The brand challenges the long-held perception that African fabrics belong solely in ceremonial contexts, instead positioning them within global luxury and modern design spaces.

 

Adeosun’s training reflects this dual perspective. She studied Fashion Design and Entrepreneurship at the Institute for Entrepreneurship and Development Studies, Obafemi Awolowo University, and earned a Diploma in Fashion Design through Alison Online.

 

In the UK, she undertook industry-focused technical training with Fashion-Enter Ltd and gained fashion business exposure through Fashion Capital UK.

 

Her technical expertise spans pattern drafting, draping, garment technology, structured tailoring, corsetry, and bespoke fittings—skills she describes as central to credibility in fashion. “Precision builds trust,” she says. “A designer must understand construction as deeply as creativity.”

 

Fifi Stitches has showcased collections at the Suffolk Fashion Show, Liverpool Fashion Show – FB Fashion Ball, Red Carpet Fashion Event in London, and through editorial features in London Runway Magazine.

 

The brand has also received coverage in The Guardian Nigeria and Vanguard Allure, expanding its visibility across markets.

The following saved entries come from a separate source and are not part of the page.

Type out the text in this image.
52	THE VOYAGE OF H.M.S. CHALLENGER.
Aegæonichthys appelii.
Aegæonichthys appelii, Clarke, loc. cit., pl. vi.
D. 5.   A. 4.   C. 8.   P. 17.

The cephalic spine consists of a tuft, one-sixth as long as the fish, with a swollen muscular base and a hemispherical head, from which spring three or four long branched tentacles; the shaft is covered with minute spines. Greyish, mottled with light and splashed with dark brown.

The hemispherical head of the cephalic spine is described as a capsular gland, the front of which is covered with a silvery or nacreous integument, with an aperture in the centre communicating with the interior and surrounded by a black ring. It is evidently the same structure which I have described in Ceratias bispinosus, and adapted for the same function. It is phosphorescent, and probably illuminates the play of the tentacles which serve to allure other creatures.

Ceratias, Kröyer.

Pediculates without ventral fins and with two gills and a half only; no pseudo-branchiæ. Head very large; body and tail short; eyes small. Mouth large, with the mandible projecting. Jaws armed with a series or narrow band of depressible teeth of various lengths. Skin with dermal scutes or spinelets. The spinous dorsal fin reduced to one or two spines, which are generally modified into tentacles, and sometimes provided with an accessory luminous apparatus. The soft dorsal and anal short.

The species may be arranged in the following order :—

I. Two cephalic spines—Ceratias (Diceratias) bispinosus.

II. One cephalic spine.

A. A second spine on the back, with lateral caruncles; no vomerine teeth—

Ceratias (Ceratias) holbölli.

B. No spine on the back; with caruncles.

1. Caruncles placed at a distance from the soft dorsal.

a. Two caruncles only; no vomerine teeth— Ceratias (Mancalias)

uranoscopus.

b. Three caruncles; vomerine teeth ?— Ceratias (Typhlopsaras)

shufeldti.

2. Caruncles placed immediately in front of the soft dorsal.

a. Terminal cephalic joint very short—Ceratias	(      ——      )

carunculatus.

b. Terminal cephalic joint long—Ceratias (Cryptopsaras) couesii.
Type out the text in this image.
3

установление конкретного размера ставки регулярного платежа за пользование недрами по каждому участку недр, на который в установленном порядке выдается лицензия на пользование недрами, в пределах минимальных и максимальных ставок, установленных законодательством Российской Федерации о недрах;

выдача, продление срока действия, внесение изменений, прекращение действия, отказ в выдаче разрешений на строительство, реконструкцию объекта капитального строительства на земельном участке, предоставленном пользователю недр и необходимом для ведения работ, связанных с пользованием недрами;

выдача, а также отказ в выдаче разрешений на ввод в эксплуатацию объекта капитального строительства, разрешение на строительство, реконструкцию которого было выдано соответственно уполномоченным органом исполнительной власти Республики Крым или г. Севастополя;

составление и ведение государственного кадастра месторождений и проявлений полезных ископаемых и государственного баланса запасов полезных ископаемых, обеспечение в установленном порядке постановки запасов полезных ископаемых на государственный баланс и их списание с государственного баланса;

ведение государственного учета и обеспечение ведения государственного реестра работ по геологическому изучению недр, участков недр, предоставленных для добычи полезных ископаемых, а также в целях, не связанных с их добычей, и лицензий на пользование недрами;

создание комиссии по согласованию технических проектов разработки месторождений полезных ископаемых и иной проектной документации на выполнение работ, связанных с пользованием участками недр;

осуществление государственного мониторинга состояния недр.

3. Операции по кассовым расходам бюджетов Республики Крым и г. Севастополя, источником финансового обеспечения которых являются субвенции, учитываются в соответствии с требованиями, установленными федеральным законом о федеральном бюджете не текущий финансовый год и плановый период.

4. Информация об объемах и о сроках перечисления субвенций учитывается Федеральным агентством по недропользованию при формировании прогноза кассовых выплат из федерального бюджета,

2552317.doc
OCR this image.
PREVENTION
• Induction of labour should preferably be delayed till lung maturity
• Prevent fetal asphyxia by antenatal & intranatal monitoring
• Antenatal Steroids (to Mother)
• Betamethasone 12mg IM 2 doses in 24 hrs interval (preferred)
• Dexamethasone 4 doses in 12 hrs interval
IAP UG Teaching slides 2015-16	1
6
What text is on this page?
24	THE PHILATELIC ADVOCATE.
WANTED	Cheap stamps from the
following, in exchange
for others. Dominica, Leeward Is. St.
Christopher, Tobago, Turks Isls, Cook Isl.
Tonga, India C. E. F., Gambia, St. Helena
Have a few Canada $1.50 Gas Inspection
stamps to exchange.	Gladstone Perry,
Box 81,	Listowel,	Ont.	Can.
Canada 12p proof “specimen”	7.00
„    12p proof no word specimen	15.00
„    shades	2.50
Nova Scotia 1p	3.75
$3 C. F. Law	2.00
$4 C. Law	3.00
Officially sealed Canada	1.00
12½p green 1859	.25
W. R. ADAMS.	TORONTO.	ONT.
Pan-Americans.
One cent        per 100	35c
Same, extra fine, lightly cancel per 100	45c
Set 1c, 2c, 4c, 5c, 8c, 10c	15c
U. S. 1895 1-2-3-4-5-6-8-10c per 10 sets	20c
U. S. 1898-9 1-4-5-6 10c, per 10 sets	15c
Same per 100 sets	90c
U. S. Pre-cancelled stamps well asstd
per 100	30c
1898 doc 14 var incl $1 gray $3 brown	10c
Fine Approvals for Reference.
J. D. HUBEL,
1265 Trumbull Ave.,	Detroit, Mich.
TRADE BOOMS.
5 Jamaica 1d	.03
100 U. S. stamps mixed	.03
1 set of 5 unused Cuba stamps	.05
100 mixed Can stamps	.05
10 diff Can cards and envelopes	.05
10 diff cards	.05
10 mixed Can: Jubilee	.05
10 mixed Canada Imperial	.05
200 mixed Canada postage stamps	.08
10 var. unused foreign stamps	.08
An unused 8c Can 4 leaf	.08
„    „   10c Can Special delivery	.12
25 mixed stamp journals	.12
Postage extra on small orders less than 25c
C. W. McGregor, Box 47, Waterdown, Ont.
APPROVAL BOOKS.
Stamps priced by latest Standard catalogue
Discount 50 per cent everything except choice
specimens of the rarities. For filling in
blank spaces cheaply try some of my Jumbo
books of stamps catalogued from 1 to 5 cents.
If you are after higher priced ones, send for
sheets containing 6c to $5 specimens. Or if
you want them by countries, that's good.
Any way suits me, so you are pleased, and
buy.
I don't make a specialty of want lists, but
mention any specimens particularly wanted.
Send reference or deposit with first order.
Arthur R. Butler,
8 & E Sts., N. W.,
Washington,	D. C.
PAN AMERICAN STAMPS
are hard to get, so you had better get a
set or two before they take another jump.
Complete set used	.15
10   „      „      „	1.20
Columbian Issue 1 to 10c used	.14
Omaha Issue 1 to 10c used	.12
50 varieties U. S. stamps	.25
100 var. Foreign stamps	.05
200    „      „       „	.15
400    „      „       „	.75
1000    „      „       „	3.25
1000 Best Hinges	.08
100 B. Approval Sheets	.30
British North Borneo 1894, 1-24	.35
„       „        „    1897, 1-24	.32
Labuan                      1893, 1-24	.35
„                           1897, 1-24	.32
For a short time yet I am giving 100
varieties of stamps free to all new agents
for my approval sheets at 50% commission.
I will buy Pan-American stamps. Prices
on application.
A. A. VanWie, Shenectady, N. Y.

Beyond couture, Adeosun integrates community impact into her practice.

 

She has facilitated garment construction workshops, draping sessions, and introductory training programmes for women and emerging creatives, promoting fashion as both artistic expression and vocational empowerment.

 

 

Fifi Stcithes Boss operates between Nigeria and the UK, in order to continue to shape her brand identity.

 

 

According to her “Nigeria provides cultural richness and expressive textile traditions, while the UK offers structured production systems, sustainability conversations, and institutional frameworks”.

 

Looking ahead, Adeosun said she plan to establish a fully structured fashion house spanning Africa and the UK, develop scalable production partnerships, launch capsule collections, and expand independent editorial visibility.

 

Her broader ambition is clear: to position African textile craftsmanship within global contemporary design conversations—through structure, discipline, and technical excellence.